Correct Answer: 2/g m of water

Explanation:


Introduction / Context:
Sudden expansions cause flow separation and mixing, producing a dissipative head loss. The Borda–Carnot relation gives this loss in terms of the velocity change across the area enlargement.


Given Data / Assumptions:

  • Upstream area A1 = 0.1 m²; downstream area A2 = 0.3 m².
  • Discharge Q = 0.3 m³/s (steady, incompressible water).
  • Loss formula for sudden expansion: h_L = (v1 − v2)^2 / (2 * g).


Concept / Approach:

Compute velocities from continuity: v = Q / A. Substitute into the Borda–Carnot expression to obtain head loss in metres of water.


Step-by-Step Solution:

Compute upstream velocity v1 = Q / A1 = 0.3 / 0.1 = 3 m/s.Compute downstream velocity v2 = Q / A2 = 0.3 / 0.3 = 1 m/s.Apply loss formula: h_L = (v1 − v2)^2 / (2 * g) = (3 − 1)^2 / (2 * g) = 4 / (2 * g) = 2 / g m.Thus the head loss equals 2/g metres of water.

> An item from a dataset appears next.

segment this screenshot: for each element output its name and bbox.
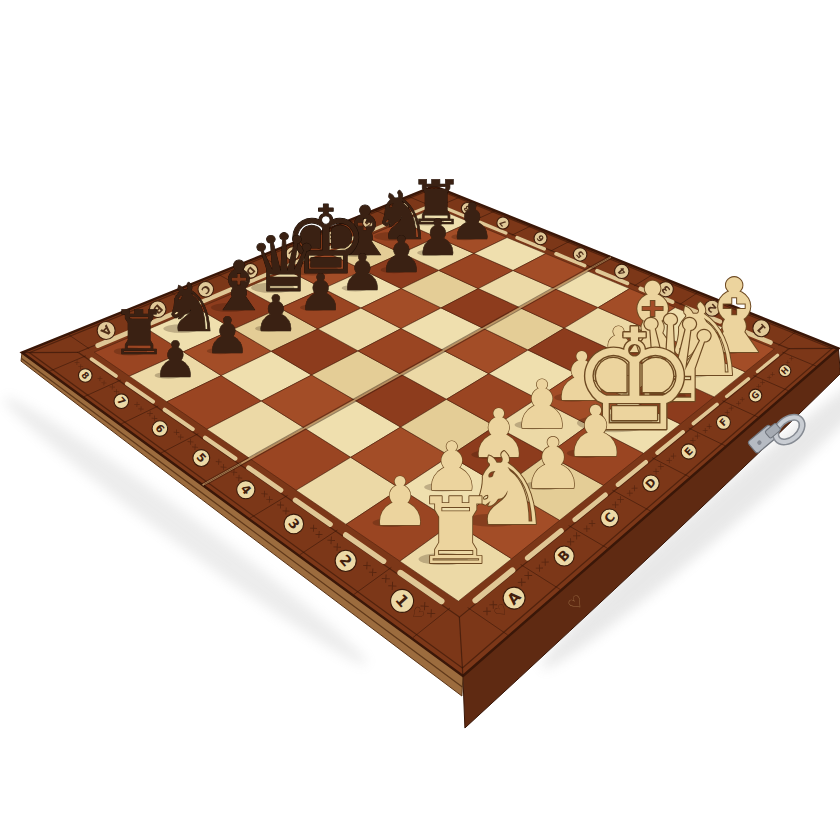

Verification / Alternative check (if short method exists):

Energy-grade line drop computed by momentum balance across a control volume yields the same value for sudden expansion loss.


Why Other Options Are Wrong:

g/2 or g m are dimensionally inconsistent in this context; “1g” is not meaningful; zero loss contradicts separation realities.


Common Pitfalls (misconceptions, mistakes):

Using (v1^2 − v2^2)/(2g) instead of (v1 − v2)^2/(2g); forgetting to recompute v after the area change.